South suburban teens swell with pride, supporting the LGBT community

Young revelers filled the Homewood Metra platform 
Sunday, heading to the Pride Parade in Chicago.

(Photo by Patty Houlihan/HF Chronicle)

The Homewood Metra platform was a sea of bright rainbow colors Sunday morning, with dozens of south suburban teenagers decked out and heading for the Pride Parade in Chicago, the annual event celebrating the lesbian, gay, bisexual, transgender (LGBT) community.

“My dad is gay, and I support the community,” said one girl, who is 17 and from Thornton. She wore a rainbow-colored lei that circled her head and said it would be her third time at the parade.

Diana Ruiz, 17, of Harvey, said some of her family members are gay, and going to the Pride Parade was a way to show her support for the LGBT community – and for the Supreme Court’s ruling on equal marriage, announced last week.

“I feel like everyone should marry whoever they want,” she said. “A lot of people are against it, but they’re old-fashioned. Love always wins.”

That line — love always wins — appeared on more than one T-shirt in the young crowd, standing elbow to elbow for the 10:05 a.m. northbound Metra Electric run. As the train approached, the platform quickly swelled with a young crowd dressed for a day of celebration in the sun.

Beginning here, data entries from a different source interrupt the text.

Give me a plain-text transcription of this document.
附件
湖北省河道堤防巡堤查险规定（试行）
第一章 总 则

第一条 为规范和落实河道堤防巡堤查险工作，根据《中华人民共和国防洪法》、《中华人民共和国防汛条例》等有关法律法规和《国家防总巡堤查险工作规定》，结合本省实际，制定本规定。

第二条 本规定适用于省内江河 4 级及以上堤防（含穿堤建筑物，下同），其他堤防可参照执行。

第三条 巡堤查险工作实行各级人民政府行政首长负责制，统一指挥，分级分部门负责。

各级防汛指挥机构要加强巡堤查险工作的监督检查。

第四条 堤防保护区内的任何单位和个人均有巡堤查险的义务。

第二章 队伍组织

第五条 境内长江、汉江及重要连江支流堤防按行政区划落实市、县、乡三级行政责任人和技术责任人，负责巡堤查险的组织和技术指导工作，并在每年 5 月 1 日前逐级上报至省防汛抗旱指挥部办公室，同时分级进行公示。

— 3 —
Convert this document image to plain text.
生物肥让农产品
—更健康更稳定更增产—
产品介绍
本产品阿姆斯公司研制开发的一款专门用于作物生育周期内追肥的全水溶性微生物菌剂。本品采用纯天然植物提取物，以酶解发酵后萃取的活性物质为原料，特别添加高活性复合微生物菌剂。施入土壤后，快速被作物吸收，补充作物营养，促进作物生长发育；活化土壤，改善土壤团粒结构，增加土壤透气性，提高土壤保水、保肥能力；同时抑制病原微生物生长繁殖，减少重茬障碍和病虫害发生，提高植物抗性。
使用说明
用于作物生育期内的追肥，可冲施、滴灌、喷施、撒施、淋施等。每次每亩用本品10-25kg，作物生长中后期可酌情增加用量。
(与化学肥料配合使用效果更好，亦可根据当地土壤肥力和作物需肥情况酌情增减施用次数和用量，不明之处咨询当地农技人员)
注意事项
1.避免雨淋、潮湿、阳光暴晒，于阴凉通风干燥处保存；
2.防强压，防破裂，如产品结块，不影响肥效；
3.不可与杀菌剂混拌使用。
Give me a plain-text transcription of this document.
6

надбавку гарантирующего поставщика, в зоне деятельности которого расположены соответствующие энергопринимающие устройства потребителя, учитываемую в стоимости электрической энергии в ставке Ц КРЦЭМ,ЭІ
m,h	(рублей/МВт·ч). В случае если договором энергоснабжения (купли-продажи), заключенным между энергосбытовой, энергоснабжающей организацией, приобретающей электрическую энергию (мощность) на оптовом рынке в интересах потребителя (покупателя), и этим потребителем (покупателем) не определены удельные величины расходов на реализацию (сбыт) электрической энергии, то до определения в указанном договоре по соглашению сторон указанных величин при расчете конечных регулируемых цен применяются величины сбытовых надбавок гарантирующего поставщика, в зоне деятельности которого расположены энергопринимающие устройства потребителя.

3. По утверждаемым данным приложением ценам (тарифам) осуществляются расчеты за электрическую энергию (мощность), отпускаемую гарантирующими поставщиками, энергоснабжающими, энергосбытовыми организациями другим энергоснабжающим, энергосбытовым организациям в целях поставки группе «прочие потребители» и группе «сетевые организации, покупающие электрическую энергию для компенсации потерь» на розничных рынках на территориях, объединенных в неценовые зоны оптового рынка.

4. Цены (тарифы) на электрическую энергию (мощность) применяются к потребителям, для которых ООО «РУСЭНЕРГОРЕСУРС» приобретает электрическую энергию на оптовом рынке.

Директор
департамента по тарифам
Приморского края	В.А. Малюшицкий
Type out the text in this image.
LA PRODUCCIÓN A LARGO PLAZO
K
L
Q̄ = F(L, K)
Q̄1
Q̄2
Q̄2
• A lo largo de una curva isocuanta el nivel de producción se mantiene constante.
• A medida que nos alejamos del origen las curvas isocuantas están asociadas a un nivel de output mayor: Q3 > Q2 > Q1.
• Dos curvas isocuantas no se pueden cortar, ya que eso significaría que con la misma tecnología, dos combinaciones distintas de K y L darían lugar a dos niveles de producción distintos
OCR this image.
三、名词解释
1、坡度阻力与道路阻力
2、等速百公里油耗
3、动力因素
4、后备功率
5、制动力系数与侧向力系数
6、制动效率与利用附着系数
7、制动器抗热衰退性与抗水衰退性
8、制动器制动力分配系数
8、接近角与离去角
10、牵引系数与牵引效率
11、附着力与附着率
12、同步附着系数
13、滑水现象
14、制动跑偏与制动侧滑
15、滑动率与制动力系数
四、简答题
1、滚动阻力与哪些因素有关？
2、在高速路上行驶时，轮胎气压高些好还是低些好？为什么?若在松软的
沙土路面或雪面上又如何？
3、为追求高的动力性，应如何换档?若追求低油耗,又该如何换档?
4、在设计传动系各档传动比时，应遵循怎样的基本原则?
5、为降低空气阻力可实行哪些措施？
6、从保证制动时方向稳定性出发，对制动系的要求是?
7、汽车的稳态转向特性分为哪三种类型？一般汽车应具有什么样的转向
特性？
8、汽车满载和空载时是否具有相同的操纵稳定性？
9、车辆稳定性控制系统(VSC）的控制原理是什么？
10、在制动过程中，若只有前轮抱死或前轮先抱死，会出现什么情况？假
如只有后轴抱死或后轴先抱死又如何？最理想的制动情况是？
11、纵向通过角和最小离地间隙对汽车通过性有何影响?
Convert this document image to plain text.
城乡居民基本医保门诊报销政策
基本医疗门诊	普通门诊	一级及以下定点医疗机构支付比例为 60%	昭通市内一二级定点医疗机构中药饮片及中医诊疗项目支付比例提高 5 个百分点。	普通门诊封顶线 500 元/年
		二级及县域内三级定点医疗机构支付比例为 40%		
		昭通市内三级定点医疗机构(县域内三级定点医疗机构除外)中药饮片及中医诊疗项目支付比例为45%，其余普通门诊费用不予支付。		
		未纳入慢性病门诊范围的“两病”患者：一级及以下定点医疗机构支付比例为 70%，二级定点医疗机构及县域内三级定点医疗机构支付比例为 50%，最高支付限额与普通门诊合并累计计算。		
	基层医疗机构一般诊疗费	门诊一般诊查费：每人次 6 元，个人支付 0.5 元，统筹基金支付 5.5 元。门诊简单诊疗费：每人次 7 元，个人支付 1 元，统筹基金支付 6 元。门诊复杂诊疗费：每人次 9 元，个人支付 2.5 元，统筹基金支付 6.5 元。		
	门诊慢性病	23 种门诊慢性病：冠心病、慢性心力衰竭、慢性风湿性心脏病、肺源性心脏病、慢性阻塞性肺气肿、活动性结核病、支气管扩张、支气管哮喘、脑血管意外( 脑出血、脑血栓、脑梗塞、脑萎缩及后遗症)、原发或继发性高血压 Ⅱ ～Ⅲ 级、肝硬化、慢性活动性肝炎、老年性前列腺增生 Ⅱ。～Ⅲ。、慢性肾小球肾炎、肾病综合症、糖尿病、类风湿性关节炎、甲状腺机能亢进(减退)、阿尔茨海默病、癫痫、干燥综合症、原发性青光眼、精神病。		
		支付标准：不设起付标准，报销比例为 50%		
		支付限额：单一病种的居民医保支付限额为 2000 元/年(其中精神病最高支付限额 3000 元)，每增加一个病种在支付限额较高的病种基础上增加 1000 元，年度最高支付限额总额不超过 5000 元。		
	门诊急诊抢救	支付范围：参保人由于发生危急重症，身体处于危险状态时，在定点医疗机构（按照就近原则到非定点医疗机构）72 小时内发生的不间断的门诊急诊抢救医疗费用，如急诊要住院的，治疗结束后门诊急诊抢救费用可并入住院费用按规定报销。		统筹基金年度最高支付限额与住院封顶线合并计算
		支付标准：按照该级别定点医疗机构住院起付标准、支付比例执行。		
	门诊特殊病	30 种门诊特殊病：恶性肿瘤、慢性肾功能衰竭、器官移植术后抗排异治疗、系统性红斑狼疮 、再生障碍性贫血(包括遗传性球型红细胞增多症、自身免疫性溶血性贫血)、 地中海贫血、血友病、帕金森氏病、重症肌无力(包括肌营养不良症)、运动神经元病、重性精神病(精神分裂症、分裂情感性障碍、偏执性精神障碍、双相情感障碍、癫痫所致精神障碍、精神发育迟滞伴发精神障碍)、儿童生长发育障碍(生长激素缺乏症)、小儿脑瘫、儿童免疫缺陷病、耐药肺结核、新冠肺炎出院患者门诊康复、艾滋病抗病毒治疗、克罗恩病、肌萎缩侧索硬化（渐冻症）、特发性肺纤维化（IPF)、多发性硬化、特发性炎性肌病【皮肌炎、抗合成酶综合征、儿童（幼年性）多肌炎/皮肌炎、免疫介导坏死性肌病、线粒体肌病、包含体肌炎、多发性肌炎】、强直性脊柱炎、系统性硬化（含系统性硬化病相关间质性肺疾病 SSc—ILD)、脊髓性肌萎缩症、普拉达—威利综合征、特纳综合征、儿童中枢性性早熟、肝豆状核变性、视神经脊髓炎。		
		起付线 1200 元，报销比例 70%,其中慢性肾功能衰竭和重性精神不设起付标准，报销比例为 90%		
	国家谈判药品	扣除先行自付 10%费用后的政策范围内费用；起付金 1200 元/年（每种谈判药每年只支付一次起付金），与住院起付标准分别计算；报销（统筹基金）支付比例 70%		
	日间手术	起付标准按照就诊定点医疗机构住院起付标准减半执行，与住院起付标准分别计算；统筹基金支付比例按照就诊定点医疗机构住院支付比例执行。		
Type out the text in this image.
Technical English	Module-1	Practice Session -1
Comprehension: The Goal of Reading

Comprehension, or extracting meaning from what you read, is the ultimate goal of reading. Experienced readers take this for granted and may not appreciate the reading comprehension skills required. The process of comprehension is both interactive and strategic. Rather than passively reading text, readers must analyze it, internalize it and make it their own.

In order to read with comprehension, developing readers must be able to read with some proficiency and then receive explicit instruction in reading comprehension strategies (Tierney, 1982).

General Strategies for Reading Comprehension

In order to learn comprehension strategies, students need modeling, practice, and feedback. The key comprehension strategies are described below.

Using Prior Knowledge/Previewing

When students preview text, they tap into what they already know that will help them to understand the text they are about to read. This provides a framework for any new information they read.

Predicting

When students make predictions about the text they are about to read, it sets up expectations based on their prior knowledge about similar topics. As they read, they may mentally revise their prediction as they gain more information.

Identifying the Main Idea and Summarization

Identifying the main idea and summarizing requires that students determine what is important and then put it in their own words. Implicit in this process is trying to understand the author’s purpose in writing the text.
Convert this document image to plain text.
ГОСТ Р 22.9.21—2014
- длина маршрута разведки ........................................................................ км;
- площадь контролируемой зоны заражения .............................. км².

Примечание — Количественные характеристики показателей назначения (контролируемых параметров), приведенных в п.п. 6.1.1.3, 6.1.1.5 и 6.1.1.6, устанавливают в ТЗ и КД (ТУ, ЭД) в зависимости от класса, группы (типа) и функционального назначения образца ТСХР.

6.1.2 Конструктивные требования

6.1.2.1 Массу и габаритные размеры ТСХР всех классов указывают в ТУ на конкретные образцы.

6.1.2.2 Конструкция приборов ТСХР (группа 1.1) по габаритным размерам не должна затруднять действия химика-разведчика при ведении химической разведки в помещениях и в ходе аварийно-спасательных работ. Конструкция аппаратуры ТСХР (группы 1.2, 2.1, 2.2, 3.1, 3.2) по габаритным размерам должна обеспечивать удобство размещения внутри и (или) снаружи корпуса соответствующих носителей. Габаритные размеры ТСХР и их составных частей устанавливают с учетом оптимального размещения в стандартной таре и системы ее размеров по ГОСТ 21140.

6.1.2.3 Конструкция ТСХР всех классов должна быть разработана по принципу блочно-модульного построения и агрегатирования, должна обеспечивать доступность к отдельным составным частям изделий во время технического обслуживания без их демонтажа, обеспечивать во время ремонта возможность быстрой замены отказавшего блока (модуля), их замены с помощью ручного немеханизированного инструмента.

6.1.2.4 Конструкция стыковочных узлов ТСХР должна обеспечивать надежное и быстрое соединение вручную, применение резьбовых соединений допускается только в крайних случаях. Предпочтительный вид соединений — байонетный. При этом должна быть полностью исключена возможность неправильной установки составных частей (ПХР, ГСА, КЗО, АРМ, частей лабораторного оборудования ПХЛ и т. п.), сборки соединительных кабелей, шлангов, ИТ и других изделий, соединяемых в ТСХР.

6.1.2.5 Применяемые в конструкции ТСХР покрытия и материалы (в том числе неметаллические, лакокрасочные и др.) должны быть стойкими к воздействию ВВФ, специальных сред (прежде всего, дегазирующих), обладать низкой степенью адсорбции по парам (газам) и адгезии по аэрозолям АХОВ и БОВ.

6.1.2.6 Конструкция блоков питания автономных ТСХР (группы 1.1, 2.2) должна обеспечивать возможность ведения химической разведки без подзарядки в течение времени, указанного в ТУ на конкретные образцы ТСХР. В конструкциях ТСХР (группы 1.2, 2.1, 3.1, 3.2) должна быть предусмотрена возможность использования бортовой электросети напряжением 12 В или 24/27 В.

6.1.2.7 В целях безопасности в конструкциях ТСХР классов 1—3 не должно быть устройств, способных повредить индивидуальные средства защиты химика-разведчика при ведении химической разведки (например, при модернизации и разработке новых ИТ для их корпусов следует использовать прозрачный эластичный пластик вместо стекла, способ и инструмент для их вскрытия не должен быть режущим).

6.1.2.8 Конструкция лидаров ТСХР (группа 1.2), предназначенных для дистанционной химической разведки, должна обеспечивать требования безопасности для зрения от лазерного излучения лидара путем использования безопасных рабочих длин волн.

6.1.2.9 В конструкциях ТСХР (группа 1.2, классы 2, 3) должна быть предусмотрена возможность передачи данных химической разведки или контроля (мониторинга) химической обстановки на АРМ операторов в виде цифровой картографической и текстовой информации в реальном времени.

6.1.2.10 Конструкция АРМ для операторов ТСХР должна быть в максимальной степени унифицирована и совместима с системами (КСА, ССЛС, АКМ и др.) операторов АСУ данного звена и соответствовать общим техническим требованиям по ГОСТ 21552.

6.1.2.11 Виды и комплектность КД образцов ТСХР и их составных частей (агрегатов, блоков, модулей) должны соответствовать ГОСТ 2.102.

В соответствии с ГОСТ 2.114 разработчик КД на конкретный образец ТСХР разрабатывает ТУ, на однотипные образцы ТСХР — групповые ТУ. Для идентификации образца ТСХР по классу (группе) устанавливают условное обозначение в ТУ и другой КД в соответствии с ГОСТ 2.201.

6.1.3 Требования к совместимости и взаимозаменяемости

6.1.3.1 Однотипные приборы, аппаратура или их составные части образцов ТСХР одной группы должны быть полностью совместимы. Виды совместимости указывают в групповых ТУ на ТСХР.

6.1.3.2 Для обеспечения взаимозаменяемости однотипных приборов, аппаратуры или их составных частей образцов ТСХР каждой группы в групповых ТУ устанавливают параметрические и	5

For some first-time parade goers, the anticipation was mixed with a touch of anxiety.

“I know there are going to be a lot of protesters,” said Kyle Sullivan, 22, of Frankfort, who was holding a sign that read “free hugs.” He was part of a group of recent Homewood-Flossmoor High School graduates who had connected over Facebook, heading to the parade to show their support for the LGBT community. All of them said they knew many people who are gay.

Homosexuality no longer carries much of a social stigma in their generation, they said, with most objections coming from older people. But not all young people are gay-friendly or supportive, they said. 

“It’s a very polarizing issue,” said Vivien Makos, 18, of Homewood. “It depends on how you were brought up. If you were raised in a family that was tolerant, you think it’s fine. But if you were raised in a family that thought it was wrong to be gay, you don’t. There really is no one in the middle on this issue.”

While some of her friends disagreed, they did agree that younger people may eventually come around. 

“I don’t think there’s ever not hope to educate people,” said Rebecca Rexroat, 19, of Homewood.

The size of the crowd on the Homewood platform – and the size of the crowd they were heading to join on Chicago’s North Side – hinted at the enormous social change that has taken place on the issue. But 

on a personal level, it may not always be easy to be openly gay. One 18-year-old Homewood woman, who would only identify herself as MK, said she was going to the parade “to support the LGBT community.”

Her 19-year-old sister, who called herself Ajarai, said to her, “Just say you’re a lesbian.”

They also offered different views of who might come to the parade and openly support the gay and lesbian community.

“It doesn’t affect anybody else,” MK said.

“I think it affects everybody,” Ajarai countered.

They both attended H-F High School, which they said was gay-friendly. “H-F gives kids an opportunity to open up and be themselves,” Ajarai said.